Mias wachsende Auflehnung gegen das System
Nach Moritz' Tod verändert sich Mia grundlegend. Sie vernachlässigt ihre Pflichten nicht nur aus Trauer, sondern als bewussten Akt des Widerstands. Richterin Sophie erkennt, dass Mia "organisch völlig gesund sei, ihre Seele aber leide" (S. 54) – ein Zustand, den das System nicht einordnen kann.
Mias Auflehnung wird zunehmend direkter. Sie bezeichnet Kramer als "Mörder ihres Bruders" (S. 30) und beginnt, bewusst gegen die Regeln der Methode zu verstoßen. Das Rauchen einer Zigarette, die sie an ihren Bruder erinnert (S. 65), wird zum symbolischen Akt der Selbstbestimmung. Sie setzt ihren eigenen Willen durch und widersetzt sich dem System.
Auch ihr soziales Umfeld nimmt die Veränderung wahr. Die Nachbarinnen im Wächterhaus drohen mit Rauswurf, da sie Mia für eine "Methodengegnerin" halten (S. 78). Im Gespräch mit Rosentreter zeigt sie offen ihre kritische Meinung zur Immunpartner-Vermittlung und bezeichnet sich selbst als "Rationalistin" (S. 114).

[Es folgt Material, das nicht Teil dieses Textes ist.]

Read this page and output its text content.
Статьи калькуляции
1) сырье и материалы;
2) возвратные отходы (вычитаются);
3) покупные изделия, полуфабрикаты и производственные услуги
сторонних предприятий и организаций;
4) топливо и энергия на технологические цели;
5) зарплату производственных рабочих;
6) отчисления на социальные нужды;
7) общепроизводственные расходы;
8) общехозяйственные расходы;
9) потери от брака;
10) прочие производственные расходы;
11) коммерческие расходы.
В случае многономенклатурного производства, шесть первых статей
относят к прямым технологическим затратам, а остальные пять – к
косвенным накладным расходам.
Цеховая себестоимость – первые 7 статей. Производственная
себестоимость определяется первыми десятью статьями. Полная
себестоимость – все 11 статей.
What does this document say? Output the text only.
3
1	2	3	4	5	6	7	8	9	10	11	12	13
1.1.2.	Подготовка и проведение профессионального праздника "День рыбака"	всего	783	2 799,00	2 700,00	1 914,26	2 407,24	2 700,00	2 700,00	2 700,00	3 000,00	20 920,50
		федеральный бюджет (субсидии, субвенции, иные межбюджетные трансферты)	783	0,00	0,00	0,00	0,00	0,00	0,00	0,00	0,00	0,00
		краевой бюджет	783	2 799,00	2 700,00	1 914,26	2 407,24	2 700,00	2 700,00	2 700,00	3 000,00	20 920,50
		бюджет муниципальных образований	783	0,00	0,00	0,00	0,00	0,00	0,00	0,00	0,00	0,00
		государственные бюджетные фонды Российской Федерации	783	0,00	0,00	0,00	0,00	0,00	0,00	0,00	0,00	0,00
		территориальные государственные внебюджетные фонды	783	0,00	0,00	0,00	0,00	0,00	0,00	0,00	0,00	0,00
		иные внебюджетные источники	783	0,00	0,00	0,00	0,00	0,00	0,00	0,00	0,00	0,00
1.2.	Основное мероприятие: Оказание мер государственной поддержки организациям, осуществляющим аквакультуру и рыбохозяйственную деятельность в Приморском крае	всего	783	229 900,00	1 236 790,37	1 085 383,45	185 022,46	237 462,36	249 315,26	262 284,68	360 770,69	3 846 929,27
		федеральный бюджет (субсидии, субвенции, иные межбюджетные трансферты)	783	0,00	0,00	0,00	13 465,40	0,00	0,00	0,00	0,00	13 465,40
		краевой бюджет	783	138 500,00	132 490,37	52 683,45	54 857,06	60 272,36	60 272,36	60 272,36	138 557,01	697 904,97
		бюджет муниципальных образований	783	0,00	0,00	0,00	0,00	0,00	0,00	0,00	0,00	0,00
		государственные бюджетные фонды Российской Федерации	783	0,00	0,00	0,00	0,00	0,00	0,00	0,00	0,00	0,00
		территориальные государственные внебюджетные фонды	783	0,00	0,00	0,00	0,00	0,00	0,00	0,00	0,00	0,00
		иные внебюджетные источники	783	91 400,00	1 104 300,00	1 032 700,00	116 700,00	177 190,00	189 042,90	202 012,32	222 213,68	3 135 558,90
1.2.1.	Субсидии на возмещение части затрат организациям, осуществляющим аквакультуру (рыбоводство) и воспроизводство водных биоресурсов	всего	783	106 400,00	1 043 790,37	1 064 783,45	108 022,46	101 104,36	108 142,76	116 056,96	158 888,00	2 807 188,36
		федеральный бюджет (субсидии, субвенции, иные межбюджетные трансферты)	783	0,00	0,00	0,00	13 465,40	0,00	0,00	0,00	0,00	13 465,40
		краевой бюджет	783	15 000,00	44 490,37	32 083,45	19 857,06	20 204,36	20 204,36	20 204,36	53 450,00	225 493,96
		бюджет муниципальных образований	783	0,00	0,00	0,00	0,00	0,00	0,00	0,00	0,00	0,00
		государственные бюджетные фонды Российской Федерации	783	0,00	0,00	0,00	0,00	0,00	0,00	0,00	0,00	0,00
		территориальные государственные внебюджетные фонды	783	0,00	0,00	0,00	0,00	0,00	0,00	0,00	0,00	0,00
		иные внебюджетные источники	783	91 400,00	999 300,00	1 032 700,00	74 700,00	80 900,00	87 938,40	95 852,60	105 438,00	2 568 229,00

Diese Entwicklung entspricht Kants Vorstellung vom Aufklärungsprozess: Mia beginnt, ihren Verstand selbständig zu nutzen und die Autorität des Systems zu hinterfragen. Ihre wachsende Mündigkeit manifestiert sich in konkreten Handlungen und in der Bereitschaft, ihre abweichende Meinung offen zu äußern – wichtige Textstellen in Corpus Delicti für die Analyse ihrer Charakterentwicklung.